Le phénomène des enfants en domesticité cristallise l’attention et attise les passions en Haïti. Cependant peu de médias donnent la parole aux victimes ou aux anciennes victimes de ce fléau. Zaka, un ancien « restavèk », a accepté de partager son émouvante histoire avec nous.
Né à Lafond, une petite communauté de Jacmel, Claudel Chéry, surnommé « Zaka », est contraint de quitter sa famille dès l’âge de trois ans afin d’être placé en ville chez sa tante maternelle, qui promet de bien l’élever et de l’envoyer à l’école. Dès l’âge de cinq ans, contrairement à la promesse qu’elle a faite à sa mère, sa tante le transforme en enfant-travailleur.
« Je souffrais beaucoup du manque de ma vraie famille. Ils me faisaient dormir par terre et je devais me réveiller à l’aube pour travailler. Là-bas, je n’ai jamais eu des journées calmes. » déclare Zaka, en recoiffant ses dreadlocks vers une même direction. Malgré les longues heures de travail au cours desquelles il doit quotidiennement repasser le linge, cuisiner, faire la vaisselle et la lessive, nettoyer le plancher, ramener l’eau, Zaka arrive toujours à conserver de très bons résultats scolaires. Il fréquente la même école que ses cousins, qui le jalousent car il obtient systématiquement de meilleures notes qu’eux.

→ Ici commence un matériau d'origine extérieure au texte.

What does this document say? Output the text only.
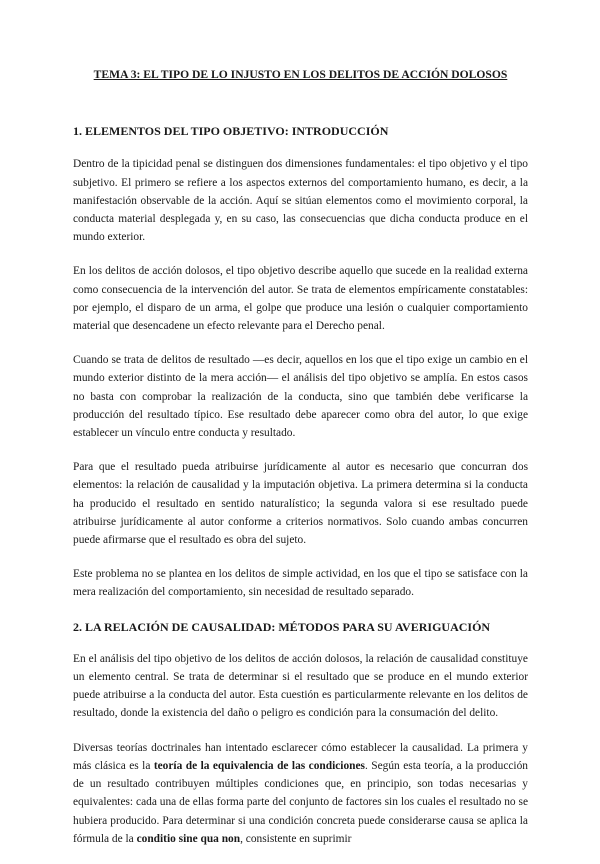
TEMA 3: EL TIPO DE LO INJUSTO EN LOS DELITOS DE ACCIÓN DOLOSOS
1. ELEMENTOS DEL TIPO OBJETIVO: INTRODUCCIÓN

Dentro de la tipicidad penal se distinguen dos dimensiones fundamentales: el tipo objetivo y el tipo subjetivo. El primero se refiere a los aspectos externos del comportamiento humano, es decir, a la manifestación observable de la acción. Aquí se sitúan elementos como el movimiento corporal, la conducta material desplegada y, en su caso, las consecuencias que dicha conducta produce en el mundo exterior.

En los delitos de acción dolosos, el tipo objetivo describe aquello que sucede en la realidad externa como consecuencia de la intervención del autor. Se trata de elementos empíricamente constatables: por ejemplo, el disparo de un arma, el golpe que produce una lesión o cualquier comportamiento material que desencadene un efecto relevante para el Derecho penal.

Cuando se trata de delitos de resultado —es decir, aquellos en los que el tipo exige un cambio en el mundo exterior distinto de la mera acción— el análisis del tipo objetivo se amplía. En estos casos no basta con comprobar la realización de la conducta, sino que también debe verificarse la producción del resultado típico. Ese resultado debe aparecer como obra del autor, lo que exige establecer un vínculo entre conducta y resultado.

Para que el resultado pueda atribuirse jurídicamente al autor es necesario que concurran dos elementos: la relación de causalidad y la imputación objetiva. La primera determina si la conducta ha producido el resultado en sentido naturalístico; la segunda valora si ese resultado puede atribuirse jurídicamente al autor conforme a criterios normativos. Solo cuando ambas concurren puede afirmarse que el resultado es obra del sujeto.

Este problema no se plantea en los delitos de simple actividad, en los que el tipo se satisface con la mera realización del comportamiento, sin necesidad de resultado separado.

2. LA RELACIÓN DE CAUSALIDAD: MÉTODOS PARA SU AVERIGUACIÓN

En el análisis del tipo objetivo de los delitos de acción dolosos, la relación de causalidad constituye un elemento central. Se trata de determinar si el resultado que se produce en el mundo exterior puede atribuirse a la conducta del autor. Esta cuestión es particularmente relevante en los delitos de resultado, donde la existencia del daño o peligro es condición para la consumación del delito.

Diversas teorías doctrinales han intentado esclarecer cómo establecer la causalidad. La primera y más clásica es la teoría de la equivalencia de las condiciones. Según esta teoría, a la producción de un resultado contribuyen múltiples condiciones que, en principio, son todas necesarias y equivalentes: cada una de ellas forma parte del conjunto de factores sin los cuales el resultado no se hubiera producido. Para determinar si una condición concreta puede considerarse causa se aplica la fórmula de la conditio sine qua non, consistente en suprimir
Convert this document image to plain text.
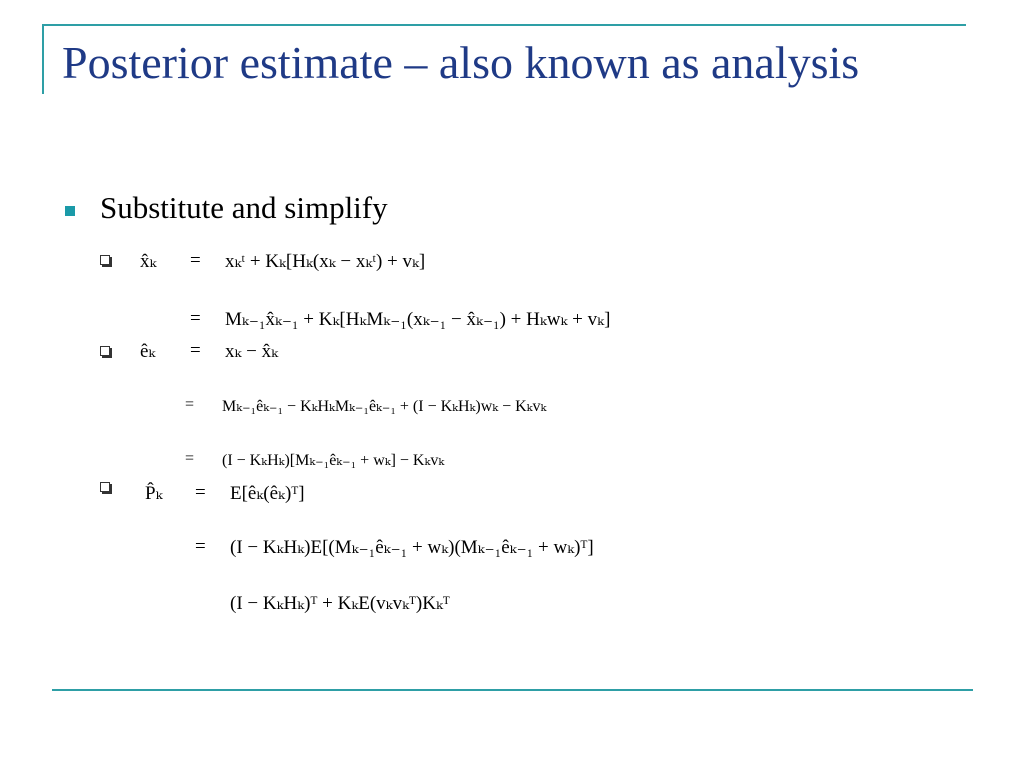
Posterior estimate – also known as analysis
Substitute and simplify
x̂ₖ = xₖᵗ + Kₖ[Hₖ(xₖ − xₖᵗ) + vₖ]
= Mₖ₋₁x̂ₖ₋₁ + Kₖ[HₖMₖ₋₁(xₖ₋₁ − x̂ₖ₋₁) + Hₖwₖ + vₖ]
êₖ = xₖ − x̂ₖ
= Mₖ₋₁êₖ₋₁ − KₖHₖMₖ₋₁êₖ₋₁ + (I − KₖHₖ)wₖ − Kₖvₖ
= (I − KₖHₖ)[Mₖ₋₁êₖ₋₁ + wₖ] − Kₖvₖ
P̂ₖ = E[êₖ(êₖ)ᵀ]
= (I − KₖHₖ)E[(Mₖ₋₁êₖ₋₁ + wₖ)(Mₖ₋₁êₖ₋₁ + wₖ)ᵀ]
(I − KₖHₖ)ᵀ + KₖE(vₖvₖᵀ)Kₖᵀ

A onze ans, sa vie bascule du jour au lendemain. Sa tante maternelle décide de ne plus le garder sous son toit. « Ces problèmes m’ont affaibli. J’ai commencé à boire de l’alcool, à dormir dans la rue, à me comporter comme un vagabond » déclare péniblement Zaka, entre deux bégaiements.
Je consacre tout mon temps libre à ma seule passion : l’art !
En dépit du manque de ressources financières, il est tout de même accepté dans l’une des meilleures écoles de la ville grâce à ses bons résultats scolaires : le Centre Alcibiade Pommayrac (CAP). Il y restera plusieurs années sans verser aucun frais grâce à l’appui du Directeur. Passionné de poésie et de théâtre, il crée, de concert avec ses amis une troupe nommée « ZANTRAY ». Habituellement, ils se voyaient sur la place publique de Jacmel après les cours, soit pour les répétitions soit pour les séances de révisions scolaires. « La place publique c’était notre local privé ». Ils passaient toutes leurs journées ensemble, ils se voyaient à l’école les matins et sur la place les après-midi.
En 2004, Zantray joue un spectacle qui était grandiose grâce notamment à la collaboration de Samba Zao, un extraordinaire diseur et comédien de Port-au-Prince qui, rapidement est devenu fan de Zaka. Après ce spectacle, Zaka devient très connu pour ses talents de diseur. « À 15 ans j’étais devenu un vrai conteur d’histoires. Je récitais en pleine rue des textes de Verlaine ou d’Apollinaire, parfois pour le plaisir, parfois pour de l’argent. » affirme Zaka, qui aujourd’hui encore est capable de réciter des dizaines de poèmes, de mémoire. Zaka accompagne souvent ses nuits de solitude d’une bouteille de clairin ; il déclame souvent des vers à haute voix. Les habitants de Jacmel le considèrent alors généralement comme un fou car il ne se rasait pas, s’habillait différemment, dormait en pleine rue. Néanmoins, certains tombèrent sous le charme de ce vagabond solaire et torturé.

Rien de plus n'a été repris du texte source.